The US CLO primary market has got off to a typically quiet start, with the first new issue deal still to be sold, although two new deals have been marketed to investors this week.
Jefferies is marketing a new $376m deal for Par-Four Investment Management, Tralee CLO IV, the manager’s first deal since August 2014. DoubleLine Capital is also marketing its third CLO, Parallel 2018-1, with Citigroup on the mandate as arranger.
In the last deal sold in the market before the Christmas break, from LCM Capital Management, the triple-A notes were sold at 107bp over Libor.
But the levels being discussed in the market now are around 103bp for deals where there is an anchor triple-A buyer, and 105bp when the tranche is syndicated, say bankers.
“I think the spread tightening trend in CLO debt is set to continue,” said the head of credit investments at one bank in New York on Thursday. “This year might be the year triple-A spreads finally come inside 100bp, and there is chatter it could go as low as 78bp. Demand for CLOs and loans is so strong that it’s very difficult for investors to push back,” he added.
Despite widespread appetite for CLO debt there are still pockets of relative weakness in the mezzanine part of the capital structure — often seen as ‘in-between’ tranches, between the lower risk, lower yielding triple-A notes and the more juicy junior notes.
Brad Larson, head of CLO origination at Credit Suisse, said that while debt demand was overall strong, single-A demand was comparatively the most tricky part of the debt stack to place at the moment.
“Single-A demand is not quite as strong, and double-A demand can feel a little light if the entire triple-A tranche is covered by one or two investors,” he said. “If possible we strive to hold back some triple-As for double-A investors that like to pair double-A and triple-A investments.”
DoubleLine has also been marketing a refinancing of its 2015-1 CLO this week — price talk on the senior triple-A notes is at 85bp, well inside the 145bp level they were sold at in June 2015.
JP Morgan dubbed 2017 “the year of the refi/reset” with $98.7bn of refinancing and $51.6bn of reset deals sold during the year, both all-time annual records.

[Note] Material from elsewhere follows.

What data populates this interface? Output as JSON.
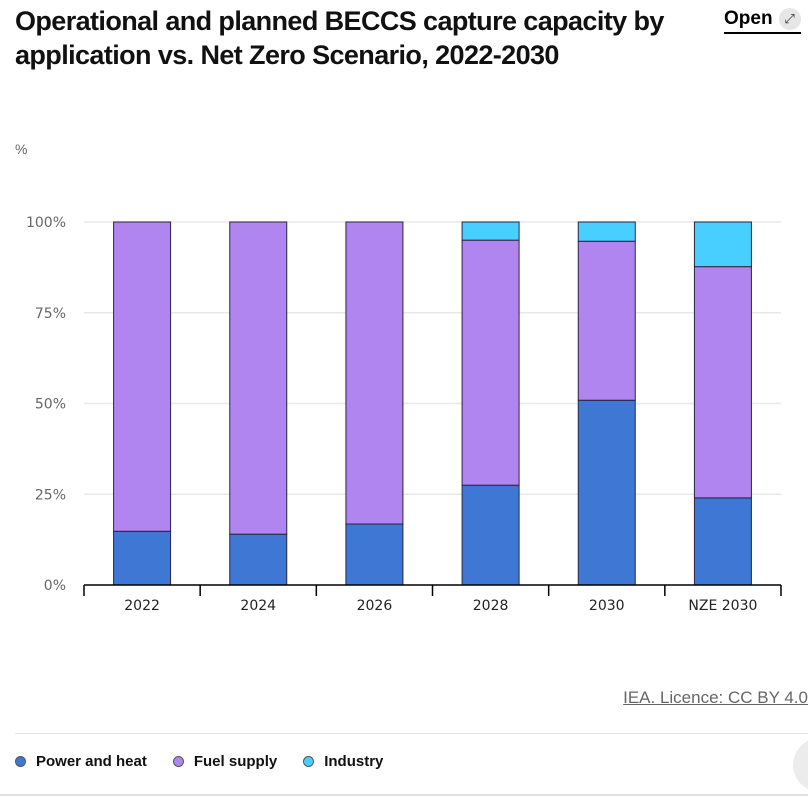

This year the volume of refi deals is likely to drop, however. The bulk of deals that have been done took place under the scope of the Securities and Exchange Commission's Crescent no-action letter, which allowed CLOs priced before December 24, 2014, to be refinanced without the manager being required to stump up new risk retention capital. The supply of eligible deals has now dwindled.
Reset transactions are expected to remain popular however as they allow managers to extend the life of existing portfolios at a time when loan assets are scarce and expensive. They also give managers a chance to reset the deal documents, allowing them to loosen the spread and rating tests they must maintain in the portfolio.
The 2016 vintage of deals in particular has been flagged as coming under pressure on the weighted average spread test in particular, given the wave of loan refinancing deals that managers have been forced to accept since then, meaning there will likely be a wave of 2016 deals being reset this year as they exit two year non-call periods.
According to JP Morgan, around $70bn across 160 deals highly likely to be reset or refinanced this year, although activity is likely to be skewed towards reset deals.